Gov. Phil Scott had a press conference this week, and he suggested Act 250 is the biggest obstacle to fixing Vermont's housing situation. That's the state's big land-use and development law, which lawmakers eased restrictions on last year to sort of allow more multifamily homes, more mixed-income developments near downtowns, village centers, things like that. But Gov. Scott wants more of that red tape cut away. Do you think Act 250 is a major obstacle in addressing the housing shortage here and if so, how might you address it?

Yeah, you know, I'm not working in the development side of things. So it's really not my area of expertise, per se. But I live in Chittenden County. And when I look around, and I see all the housing that has been developed over the last decade, it's kind of shocking.

We've lost so many of these huge — you know, all our ag land is gone virtually in Chittenden County. And so, I don't know if just keeping building bigger and more houses is the answer.

One of the things that's happened is, we've built bigger and bigger houses, and there's fewer and fewer people living in them. You know, as a nation, for the first time in human history, the majority of households are one- or two-person households. So we're not the extended family living situation that we used to be.

So our houses have gotten bigger, and there's fewer people living in them. So I think that's a conundrum that we've got to sort of figure out, you know? I think we've got to get a little back to the "small is beautiful" motif and, and think about living within our means — environmentally and also financially.

"Sort of shockingly, we thought it was a housing crisis in 2000. And I think, unfortunately, it's just only gotten worse."
Kirby Dunn, HomeShare Vermont

If you stepped down from this role — and were able to become like sort of this, I don't know, all-knowing person who could wave a magic wand to institute any sort of policies that you wanted — what would you do to boost the state's housing stock and also to make sure that Vermonters have comfortable, affordable living situations?

You know, I really don't have I don't have the answer. And I've been focused on home sharing, and really getting people to think about, you know, helping each other as a society. I think that's something that has a lot more potential than what we're seeing. And it takes a real adjustment and lifestyle and thought process to share your home.

I think one of the things that people are surprised about is who we help. And people who share their homes, for instance, this past year, ranged in age from 27 to 98. It's not just for an aging population; it can be for a younger population. It could be a single mom that's coming out of a divorce, and now has a home payment that is hard to sustain on one income instead of two.

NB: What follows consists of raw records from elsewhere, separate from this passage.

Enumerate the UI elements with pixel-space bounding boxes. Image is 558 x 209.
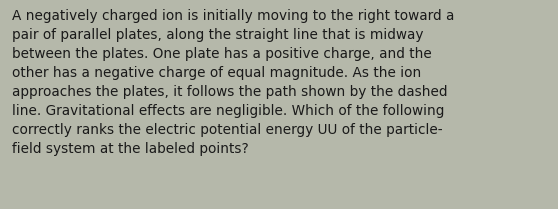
Text: A negatively charged ion is initially moving to the right toward a
pair of paral: A negatively charged ion is initially mo… <box>12 9 455 156</box>
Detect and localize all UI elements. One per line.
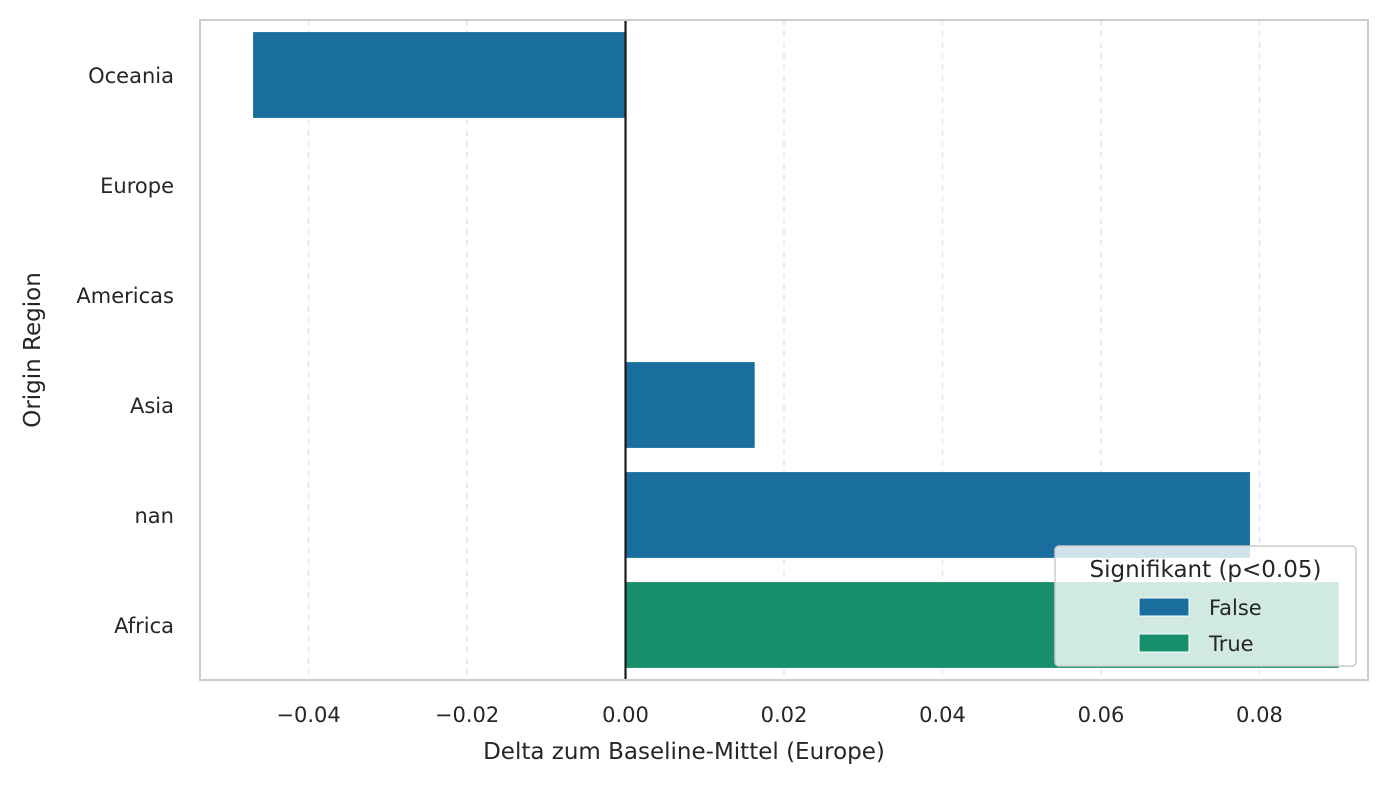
legend-entries: False True <box>1138 596 1262 656</box>
legend-swatch-true <box>1138 633 1190 653</box>
y-tick-label: Africa <box>114 614 174 638</box>
y-tick-label: Asia <box>130 394 174 418</box>
y-axis-ticks: Oceania Europe Americas Asia nan Africa <box>76 64 174 638</box>
legend-title: Signifikant (p<0.05) <box>1090 557 1322 583</box>
x-axis-ticks: −0.04 −0.02 0.00 0.02 0.04 0.06 0.08 <box>276 703 1282 727</box>
x-axis-label: Delta zum Baseline-Mittel (Europe) <box>483 739 885 765</box>
legend-label-true: True <box>1208 632 1254 656</box>
x-tick-label: 0.02 <box>761 703 808 727</box>
bar-oceania-false <box>253 32 626 118</box>
x-tick-label: −0.04 <box>276 703 340 727</box>
y-tick-label: Oceania <box>88 64 174 88</box>
x-tick-label: 0.08 <box>1236 703 1283 727</box>
legend-swatch-false <box>1138 597 1190 617</box>
legend-box <box>1054 545 1357 667</box>
y-tick-label: nan <box>135 504 175 528</box>
legend-label-false: False <box>1209 596 1262 620</box>
x-tick-label: 0.06 <box>1078 703 1125 727</box>
legend: Signifikant (p<0.05) False True <box>1054 545 1357 667</box>
bar-asia-false <box>625 362 755 448</box>
x-tick-label: 0.00 <box>602 703 649 727</box>
x-tick-label: 0.04 <box>919 703 966 727</box>
x-tick-label: −0.02 <box>435 703 499 727</box>
y-axis-label: Origin Region <box>20 272 46 428</box>
bar-nan-false <box>625 472 1250 558</box>
plot-frame <box>199 19 1369 681</box>
y-tick-label: Americas <box>76 284 174 308</box>
y-tick-label: Europe <box>100 174 174 198</box>
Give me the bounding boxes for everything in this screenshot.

You know, the housing problem seemed like: you build more housing that's affordable, bring more subsidies to the table, more home sharing, helping people stay in their homes where they want to be. It seemed like we're all right on that path. And the solutions did seem simple and clear cut. And maybe that's just a little more youthful hopefulness than the way it feels today.

Home sharing is certainly not the solution to the housing crisis. But it could be one small piece of the answer. It's more pertinent today than maybe it was 20 or 30 years ago.